Nella sua testimonianza sui fatti del 6 gennaio 2021, Bill Stepien, responsabile della campagna elettorale 2020 di Trump, ha detto che la condotta disonesta di Trump e dei suoi sottoposti per convincere il popolo americano che le elezioni erano state rubate lo ha spinto a dimettersi: «Non pensavo che ciò che stava accadendo fosse necessariamente onesto o professionale in quel momento, quindi questo mi ha portato ad allontanarmi».
Ovviamente tutte le dichiarazioni rilasciate in occasione delle testimonianze per i fatti del 6 gennaio hanno tratti simili. L’ex segretaria all’Istruzione, Betsy DeVos, ha detto: «Quando ho visto cosa stava succedendo il 6 gennaio e non ho visto il presidente intervenire e fare quello che avrebbe potuto fare per riportare indietro la situazione o rallentarla o affrontare davvero la situazione, era ovvio per me che non potevo continuare».
Per l’ex segretaria ai Trasporti, Elaine Chao, invece «gli eventi erano di una tale portata che era impossibile per me continuare, dati i miei valori personali e la mia filosofia».

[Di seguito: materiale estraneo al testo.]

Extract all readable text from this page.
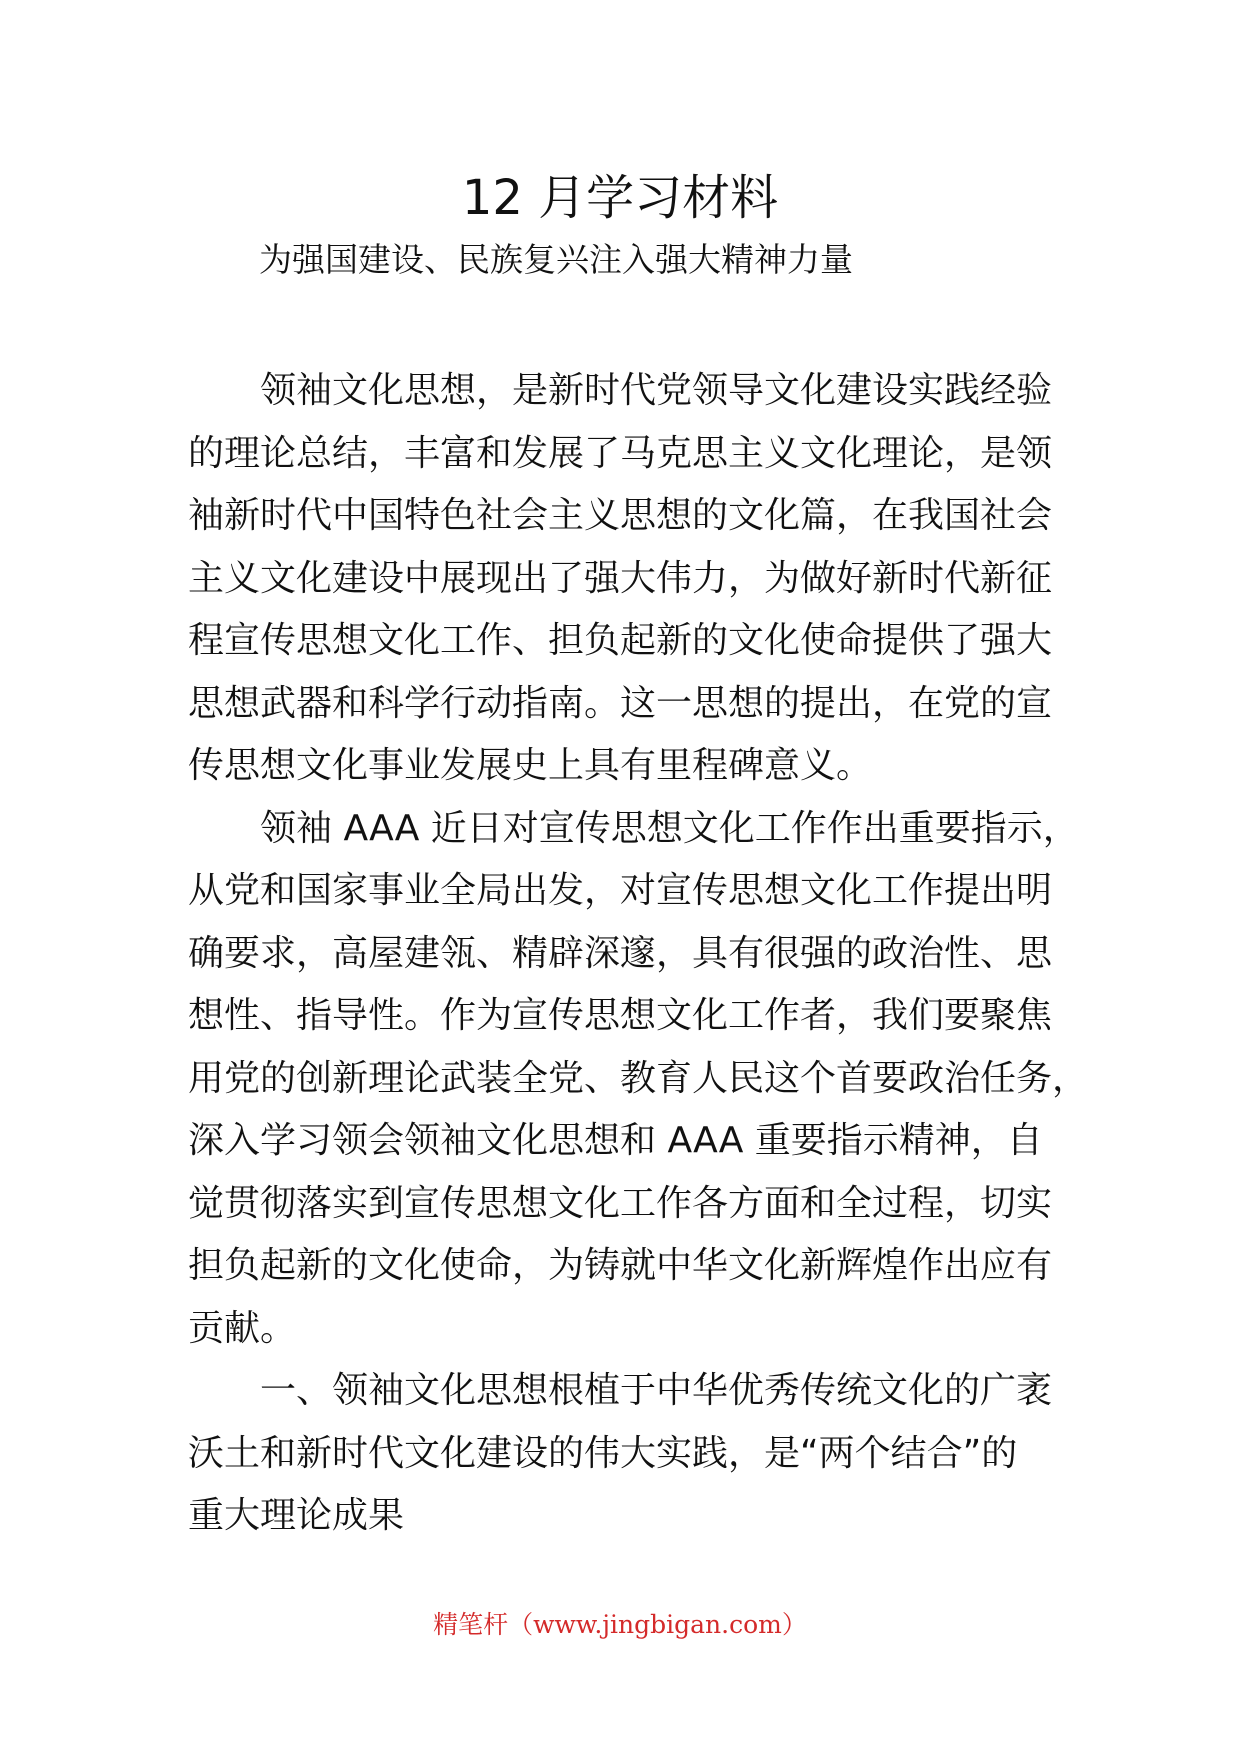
12 月学习材料

为强国建设、民族复兴注入强大精神力量

领袖文化思想，是新时代党领导文化建设实践经验
的理论总结，丰富和发展了马克思主义文化理论，是领
袖新时代中国特色社会主义思想的文化篇，在我国社会
主义文化建设中展现出了强大伟力，为做好新时代新征
程宣传思想文化工作、担负起新的文化使命提供了强大
思想武器和科学行动指南。这一思想的提出，在党的宣
传思想文化事业发展史上具有里程碑意义。

领袖 AAA 近日对宣传思想文化工作作出重要指示，
从党和国家事业全局出发，对宣传思想文化工作提出明
确要求，高屋建瓴、精辟深邃，具有很强的政治性、思
想性、指导性。作为宣传思想文化工作者，我们要聚焦
用党的创新理论武装全党、教育人民这个首要政治任务，
深入学习领会领袖文化思想和 AAA 重要指示精神，自
觉贯彻落实到宣传思想文化工作各方面和全过程，切实
担负起新的文化使命，为铸就中华文化新辉煌作出应有
贡献。

一、领袖文化思想根植于中华优秀传统文化的广袤
沃土和新时代文化建设的伟大实践，是“两个结合”的
重大理论成果

精笔杆（www.jingbigan.com）
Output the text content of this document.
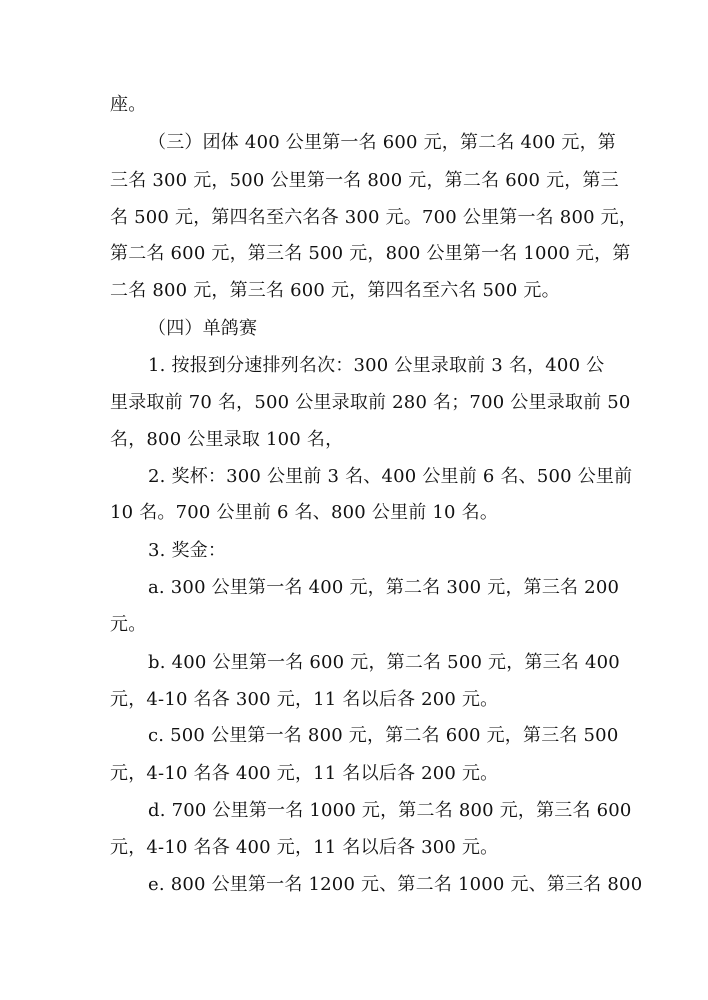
座。
（三）团体 400 公里第一名 600 元，第二名 400 元，第
三名 300 元，500 公里第一名 800 元，第二名 600 元，第三
名 500 元，第四名至六名各 300 元。700 公里第一名 800 元，
第二名 600 元，第三名 500 元，800 公里第一名 1000 元，第
二名 800 元，第三名 600 元，第四名至六名 500 元。
（四）单鸽赛
1. 按报到分速排列名次：300 公里录取前 3 名，400 公
里录取前 70 名，500 公里录取前 280 名；700 公里录取前 50
名，800 公里录取 100 名，
2. 奖杯：300 公里前 3 名、400 公里前 6 名、500 公里前
10 名。700 公里前 6 名、800 公里前 10 名。
3. 奖金：
a. 300 公里第一名 400 元，第二名 300 元，第三名 200
元。
b. 400 公里第一名 600 元，第二名 500 元，第三名 400
元，4-10 名各 300 元，11 名以后各 200 元。
c. 500 公里第一名 800 元，第二名 600 元，第三名 500
元，4-10 名各 400 元，11 名以后各 200 元。
d. 700 公里第一名 1000 元，第二名 800 元，第三名 600
元，4-10 名各 400 元，11 名以后各 300 元。
e. 800 公里第一名 1200 元、第二名 1000 元、第三名 800
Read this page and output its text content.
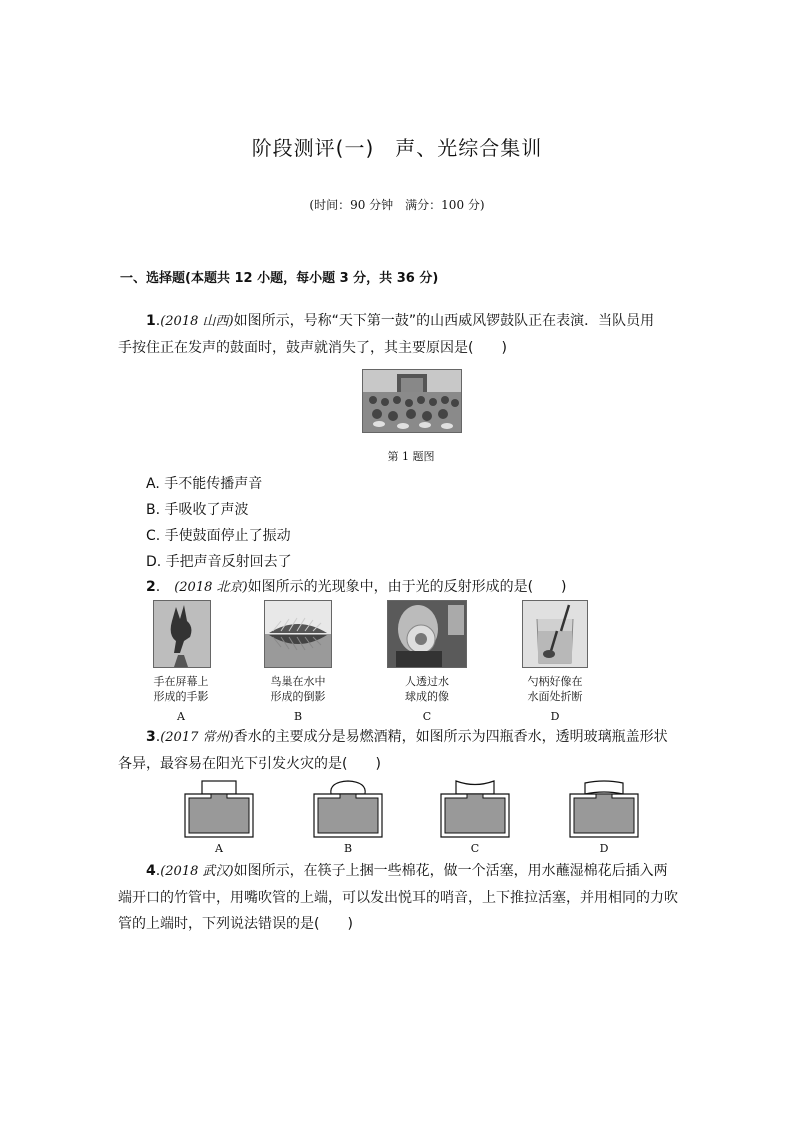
阶段测评(一)　声、光综合集训
(时间：90 分钟　满分：100 分)
一、选择题(本题共 12 小题，每小题 3 分，共 36 分)
1.(2018 山西)如图所示，号称“天下第一鼓”的山西威风锣鼓队正在表演．当队员用
手按住正在发声的鼓面时，鼓声就消失了，其主要原因是(　　)
第 1 题图
A. 手不能传播声音
B. 手吸收了声波
C. 手使鼓面停止了振动
D. 手把声音反射回去了
2.　(2018 北京)如图所示的光现象中，由于光的反射形成的是(　　)
手在屏幕上
形成的手影
鸟巢在水中
形成的倒影
人透过水
球成的像
勺柄好像在
水面处折断
A	B	C	D
3.(2017 常州)香水的主要成分是易燃酒精，如图所示为四瓶香水，透明玻璃瓶盖形状
各异，最容易在阳光下引发火灾的是(　　)
A	B	C	D
4.(2018 武汉)如图所示，在筷子上捆一些棉花，做一个活塞，用水蘸湿棉花后插入两
端开口的竹管中，用嘴吹管的上端，可以发出悦耳的哨音，上下推拉活塞，并用相同的力吹
管的上端时，下列说法错误的是(　　)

La dichiarazione di Sarah Matthews, ex vice addetta stampa della Casa Bianca, guardava proprio a questi giorni di campagna elettorale: «Pensavo che avesse fatto molto bene durante i suoi quattro anni da presidente. Ma quello che è successo il 6 gennaio, quello che ha fatto nei giorni immediatamente precedenti e come si è comportato in seguito, e il suo continuare a diffondere questa menzogna secondo cui le elezioni sono state rubate, lo hanno reso del tutto inadatto a ricoprire ogni nuovo incarico».
La dichiarazione più bella, più completa ed esaustiva è forse quella dell’ex avvocato personale e faccendiere di Trump, Michael Cohen: «Donald è un idiota».